If there are multiple bonds in the monomer unit; they combine through addition reactions to form a polymer. The formation of polymer from monomer units is known as polymerisation and such type of polymerisation is called as addition polymerisation.
On the contrary; the polymerisation through condensation reaction between monomer units is known as condensation polymerisation which is associated with the elimination of small molecules such as water, carbon dioxide or hydrogen gas.
For example; the polymerisation reaction between amino acids leads to the formation of polypeptide chain with the elimination of water molecule. Here the condensation reaction takes place between amino group of one amino acid and carboxy group of another molecule.

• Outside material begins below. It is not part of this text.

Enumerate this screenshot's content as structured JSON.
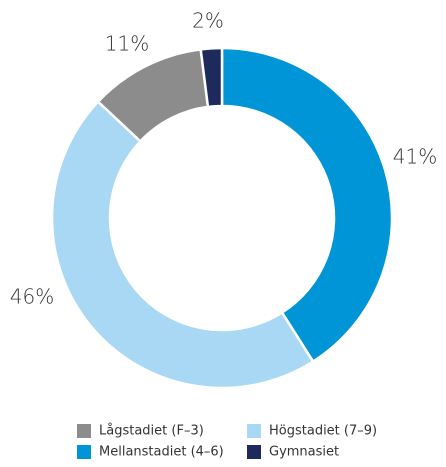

It results the formation of amide linkage between two amino acid molecules.The naturally occurring polymers can also classify in both types. Proteins, nucleic acids are best example of natural polymers.
Similarly cellulose is also a natural polymer which acts as main structural component of plants. Usually natural polymers are composed by condensation polymerisation with the elimination of water molecule. Starch is another example of such type of polymer which is formed by the condensation polymerisation of a large number of glucose molecules.
Therefore the hydrolysis of starch molecules leads to formation of glucose molecules again.This polymer is a major part of food group; carbohydrates and is also found in potatoes and grains. It is commonly known as poly-saccharide, as it is a polymer of monosaccharide units.
It is composed of two type of units; amylose and amylopectin.
Amylose is a straight chain polymer which contains around 200 glucose units while amylopectin molecule is composed of 1,000 glucose units but in branched manner.
The complete hydrolysis of amylopectin results the formation of glucose while the partial hydrolysis forms dextrins.
Dextrins are major components of food additives,mucilage, paste, paper and fabrics.The energy preserver in animals is also a natural polymer which is known as glycogen.
The structure of it is quite similar to amylopectin unit of starch. It is mainly stored in skeletal muscles and liver.
Cotton or cellulose is another example of natural polymer which forms the most abundant organic compound on Earth. It is also involved in the formation of woody parts of plants and also acts as supporting material in pants. It is also a polymer of glucose monomers but shows difference in the bonding of monomer units compare to amylose.
Chitin is another poly-saccharide which is mainly found in the exoskeletons of crustaceans.